Supreme Court Justice Jim Hardesty says Parole and Probation is so far behind in producing the reports judges need to sentence convicted felons, he worries those defendants’ constitutional rights are being violated.
The comments came at the end of a lengthy discussion about the pre-sentence investigation reports and the approaching impact of a new law mandating those reports be produced on even tighter deadlines.
P&P Chief Bernie Curtis told the Advisory Commission on the Administration of Justice that the new law was created to give defense lawyers a heads-up on what their client faces before sentencing so errors and omissions can be fixed. It starts by requiring that the lawyers get the PSI report a week ahead, then moves to 14 days and, by Oct. 1, requires defense counsel to have reports on their clients 30 days before sentencing. That will be pretty much impossible to comply with without added staff, Hardesty said.
The reports detail a defendant’s criminal as well as personal history, family background and other things in an attempt to tell judges how likely the person is to be a danger to society or re-offend.
Curtis said that when AB423 was introduced, his division advised the Legislature it would require adding 21 people to his PSI staff at a cost of $902,000 over the biennium. That fiscal note disappeared when the bill was passed, he said.
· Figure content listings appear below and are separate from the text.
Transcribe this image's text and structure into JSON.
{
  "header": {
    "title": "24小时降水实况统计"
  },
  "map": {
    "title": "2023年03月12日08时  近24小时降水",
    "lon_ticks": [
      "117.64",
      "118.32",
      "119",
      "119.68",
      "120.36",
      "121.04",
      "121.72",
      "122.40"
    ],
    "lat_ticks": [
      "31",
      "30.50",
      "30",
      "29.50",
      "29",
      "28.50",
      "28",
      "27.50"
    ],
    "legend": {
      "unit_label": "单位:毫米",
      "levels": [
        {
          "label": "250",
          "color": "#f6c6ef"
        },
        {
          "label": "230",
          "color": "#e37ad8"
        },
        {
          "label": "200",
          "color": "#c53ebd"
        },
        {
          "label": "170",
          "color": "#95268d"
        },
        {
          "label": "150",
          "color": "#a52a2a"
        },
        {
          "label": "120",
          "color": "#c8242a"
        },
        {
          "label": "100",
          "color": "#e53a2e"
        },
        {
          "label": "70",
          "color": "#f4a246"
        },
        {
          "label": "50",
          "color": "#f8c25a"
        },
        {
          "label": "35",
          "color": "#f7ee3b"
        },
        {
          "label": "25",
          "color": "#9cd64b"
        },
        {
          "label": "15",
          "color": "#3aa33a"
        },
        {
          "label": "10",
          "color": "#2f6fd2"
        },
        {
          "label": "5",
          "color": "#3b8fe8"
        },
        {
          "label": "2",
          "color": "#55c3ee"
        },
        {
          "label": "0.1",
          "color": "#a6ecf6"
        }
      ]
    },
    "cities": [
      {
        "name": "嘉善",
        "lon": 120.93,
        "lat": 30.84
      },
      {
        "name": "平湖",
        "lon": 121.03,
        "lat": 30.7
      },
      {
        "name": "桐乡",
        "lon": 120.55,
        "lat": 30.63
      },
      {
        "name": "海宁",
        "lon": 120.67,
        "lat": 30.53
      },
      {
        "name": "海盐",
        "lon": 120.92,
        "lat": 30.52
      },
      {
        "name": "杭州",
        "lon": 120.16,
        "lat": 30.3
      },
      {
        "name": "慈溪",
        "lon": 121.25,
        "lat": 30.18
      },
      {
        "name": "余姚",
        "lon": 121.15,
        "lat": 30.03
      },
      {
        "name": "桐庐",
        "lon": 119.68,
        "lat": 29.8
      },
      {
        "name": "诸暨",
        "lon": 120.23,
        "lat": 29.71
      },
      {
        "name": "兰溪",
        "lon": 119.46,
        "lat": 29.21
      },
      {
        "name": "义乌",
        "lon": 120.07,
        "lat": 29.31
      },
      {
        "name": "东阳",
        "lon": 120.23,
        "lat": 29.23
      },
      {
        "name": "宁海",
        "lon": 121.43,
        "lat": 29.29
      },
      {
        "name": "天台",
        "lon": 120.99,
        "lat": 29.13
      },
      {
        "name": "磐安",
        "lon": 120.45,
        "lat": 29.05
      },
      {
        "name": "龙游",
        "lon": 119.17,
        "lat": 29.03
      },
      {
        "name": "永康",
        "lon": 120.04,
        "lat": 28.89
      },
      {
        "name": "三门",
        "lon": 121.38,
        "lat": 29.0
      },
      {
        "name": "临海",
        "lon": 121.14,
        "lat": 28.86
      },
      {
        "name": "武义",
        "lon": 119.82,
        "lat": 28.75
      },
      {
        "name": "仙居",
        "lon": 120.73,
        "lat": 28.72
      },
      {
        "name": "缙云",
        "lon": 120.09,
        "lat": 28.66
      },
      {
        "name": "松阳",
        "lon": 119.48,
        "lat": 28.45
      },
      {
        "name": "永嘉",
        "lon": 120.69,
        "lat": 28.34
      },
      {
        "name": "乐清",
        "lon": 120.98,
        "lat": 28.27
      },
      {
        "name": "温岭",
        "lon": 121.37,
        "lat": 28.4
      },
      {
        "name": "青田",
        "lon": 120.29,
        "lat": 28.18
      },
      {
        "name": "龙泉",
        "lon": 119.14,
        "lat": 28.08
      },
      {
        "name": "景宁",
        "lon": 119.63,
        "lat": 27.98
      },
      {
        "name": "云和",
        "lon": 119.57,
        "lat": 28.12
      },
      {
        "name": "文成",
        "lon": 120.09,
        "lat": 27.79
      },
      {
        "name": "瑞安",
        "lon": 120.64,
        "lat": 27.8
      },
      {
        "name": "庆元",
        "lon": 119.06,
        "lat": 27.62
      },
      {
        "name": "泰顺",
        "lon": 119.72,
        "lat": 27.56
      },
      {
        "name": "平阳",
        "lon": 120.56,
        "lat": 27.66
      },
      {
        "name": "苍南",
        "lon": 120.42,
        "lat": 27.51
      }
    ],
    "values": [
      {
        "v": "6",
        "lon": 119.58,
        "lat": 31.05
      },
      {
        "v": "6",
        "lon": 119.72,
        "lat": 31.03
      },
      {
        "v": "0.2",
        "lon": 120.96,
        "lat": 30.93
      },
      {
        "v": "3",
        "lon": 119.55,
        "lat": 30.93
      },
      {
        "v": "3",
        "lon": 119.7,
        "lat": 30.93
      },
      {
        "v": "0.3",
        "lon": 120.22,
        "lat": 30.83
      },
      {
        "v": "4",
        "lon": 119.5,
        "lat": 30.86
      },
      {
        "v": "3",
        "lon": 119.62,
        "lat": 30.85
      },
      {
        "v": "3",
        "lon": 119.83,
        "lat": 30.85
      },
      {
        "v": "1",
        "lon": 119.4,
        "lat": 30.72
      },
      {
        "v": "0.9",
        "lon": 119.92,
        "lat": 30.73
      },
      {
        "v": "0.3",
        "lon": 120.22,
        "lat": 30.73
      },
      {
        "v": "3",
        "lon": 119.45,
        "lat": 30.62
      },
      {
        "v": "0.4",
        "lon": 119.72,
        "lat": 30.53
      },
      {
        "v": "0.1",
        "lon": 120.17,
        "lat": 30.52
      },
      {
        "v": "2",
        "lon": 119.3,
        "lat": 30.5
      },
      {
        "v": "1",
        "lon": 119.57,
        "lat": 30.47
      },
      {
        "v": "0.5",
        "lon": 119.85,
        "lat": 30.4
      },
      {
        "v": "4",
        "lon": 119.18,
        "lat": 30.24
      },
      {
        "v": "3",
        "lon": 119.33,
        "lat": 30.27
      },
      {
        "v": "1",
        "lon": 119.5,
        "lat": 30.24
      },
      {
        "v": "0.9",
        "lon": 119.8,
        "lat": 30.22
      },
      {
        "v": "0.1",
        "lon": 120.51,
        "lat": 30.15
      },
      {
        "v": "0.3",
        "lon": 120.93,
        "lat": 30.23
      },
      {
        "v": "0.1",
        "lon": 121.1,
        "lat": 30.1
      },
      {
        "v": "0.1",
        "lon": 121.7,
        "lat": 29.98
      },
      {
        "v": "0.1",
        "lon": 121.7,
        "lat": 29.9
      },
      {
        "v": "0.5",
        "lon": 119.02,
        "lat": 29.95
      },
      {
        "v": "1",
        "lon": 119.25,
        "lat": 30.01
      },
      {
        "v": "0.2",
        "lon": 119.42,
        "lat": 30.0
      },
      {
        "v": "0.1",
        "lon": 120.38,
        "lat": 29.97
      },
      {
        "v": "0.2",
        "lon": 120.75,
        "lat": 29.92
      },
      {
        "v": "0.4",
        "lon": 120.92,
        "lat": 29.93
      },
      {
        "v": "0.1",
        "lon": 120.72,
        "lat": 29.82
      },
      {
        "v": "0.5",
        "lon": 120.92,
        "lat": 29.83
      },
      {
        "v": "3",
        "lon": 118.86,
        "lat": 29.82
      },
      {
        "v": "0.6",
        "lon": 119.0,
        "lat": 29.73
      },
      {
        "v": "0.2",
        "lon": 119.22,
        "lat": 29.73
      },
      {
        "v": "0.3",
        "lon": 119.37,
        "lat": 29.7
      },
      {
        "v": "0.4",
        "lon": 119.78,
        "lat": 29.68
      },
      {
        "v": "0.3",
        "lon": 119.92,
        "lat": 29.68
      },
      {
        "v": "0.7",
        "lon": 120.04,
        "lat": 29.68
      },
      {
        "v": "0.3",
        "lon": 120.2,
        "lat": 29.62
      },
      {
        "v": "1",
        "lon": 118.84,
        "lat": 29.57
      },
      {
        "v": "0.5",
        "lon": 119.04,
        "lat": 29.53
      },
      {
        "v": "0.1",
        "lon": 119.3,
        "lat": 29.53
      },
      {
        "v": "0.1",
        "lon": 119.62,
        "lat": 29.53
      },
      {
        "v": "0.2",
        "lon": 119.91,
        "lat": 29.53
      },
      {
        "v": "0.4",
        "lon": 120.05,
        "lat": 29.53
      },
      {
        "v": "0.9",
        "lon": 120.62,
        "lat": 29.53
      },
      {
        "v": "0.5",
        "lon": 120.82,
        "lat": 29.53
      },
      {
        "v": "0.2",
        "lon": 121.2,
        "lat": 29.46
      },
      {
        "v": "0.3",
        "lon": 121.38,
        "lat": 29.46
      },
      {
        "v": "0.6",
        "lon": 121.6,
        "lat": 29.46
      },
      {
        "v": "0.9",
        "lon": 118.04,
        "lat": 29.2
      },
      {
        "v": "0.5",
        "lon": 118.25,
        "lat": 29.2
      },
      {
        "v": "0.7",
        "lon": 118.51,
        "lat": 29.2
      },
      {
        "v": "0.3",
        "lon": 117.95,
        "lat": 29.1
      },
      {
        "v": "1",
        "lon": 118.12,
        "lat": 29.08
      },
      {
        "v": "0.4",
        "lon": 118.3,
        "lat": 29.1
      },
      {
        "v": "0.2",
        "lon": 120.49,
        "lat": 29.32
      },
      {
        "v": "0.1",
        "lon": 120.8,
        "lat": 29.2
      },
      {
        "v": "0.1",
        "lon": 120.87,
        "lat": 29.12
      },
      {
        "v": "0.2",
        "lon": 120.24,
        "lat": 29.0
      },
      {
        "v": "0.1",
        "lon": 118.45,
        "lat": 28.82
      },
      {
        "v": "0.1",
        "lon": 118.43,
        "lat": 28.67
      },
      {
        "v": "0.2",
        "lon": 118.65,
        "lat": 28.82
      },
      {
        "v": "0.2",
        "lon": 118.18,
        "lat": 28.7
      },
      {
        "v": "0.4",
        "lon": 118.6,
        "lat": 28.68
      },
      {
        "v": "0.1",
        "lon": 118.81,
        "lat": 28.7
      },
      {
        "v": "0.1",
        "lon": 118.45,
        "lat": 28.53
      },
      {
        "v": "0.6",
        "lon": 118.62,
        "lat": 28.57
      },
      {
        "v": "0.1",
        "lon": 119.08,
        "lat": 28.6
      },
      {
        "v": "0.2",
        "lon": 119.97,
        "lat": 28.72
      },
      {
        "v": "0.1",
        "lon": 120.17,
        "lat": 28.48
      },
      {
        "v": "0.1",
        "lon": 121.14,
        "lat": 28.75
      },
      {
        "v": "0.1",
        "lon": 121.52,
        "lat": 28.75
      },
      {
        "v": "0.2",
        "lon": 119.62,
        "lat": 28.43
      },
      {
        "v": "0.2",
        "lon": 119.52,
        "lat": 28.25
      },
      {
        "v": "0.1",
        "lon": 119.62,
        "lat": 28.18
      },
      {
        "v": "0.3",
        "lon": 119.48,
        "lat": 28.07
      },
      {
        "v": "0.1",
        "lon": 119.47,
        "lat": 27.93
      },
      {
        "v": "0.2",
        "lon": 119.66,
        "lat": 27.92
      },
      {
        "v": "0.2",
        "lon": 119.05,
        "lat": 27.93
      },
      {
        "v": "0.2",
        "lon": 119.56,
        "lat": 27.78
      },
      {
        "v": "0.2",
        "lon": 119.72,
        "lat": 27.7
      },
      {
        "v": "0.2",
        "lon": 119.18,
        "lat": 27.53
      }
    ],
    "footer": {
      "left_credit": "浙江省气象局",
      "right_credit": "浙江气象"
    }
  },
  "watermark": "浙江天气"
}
Douglas County District Attorney Mark Jackson pointed out that, before the 2013 Legislature, the commission sent a letter to Gov. Brian Sandoval saying P&P was understaffed and underfunded to do its job. He said the new law will compound that problem and suggested a similar letter to the Interim Finance Committee urging it to do something about P&P’s staffing needs.
One of the problems in getting the reports done is the lack of dispositions detailing these defendants’ criminal histories, Curtis said. Some courts, he said, simply aren’t filing those dispositions, making it difficult to complete reports.
Hardesty asked him for a report spelling out which courts aren’t following the rules, saying the Supreme Court has the power to fix that.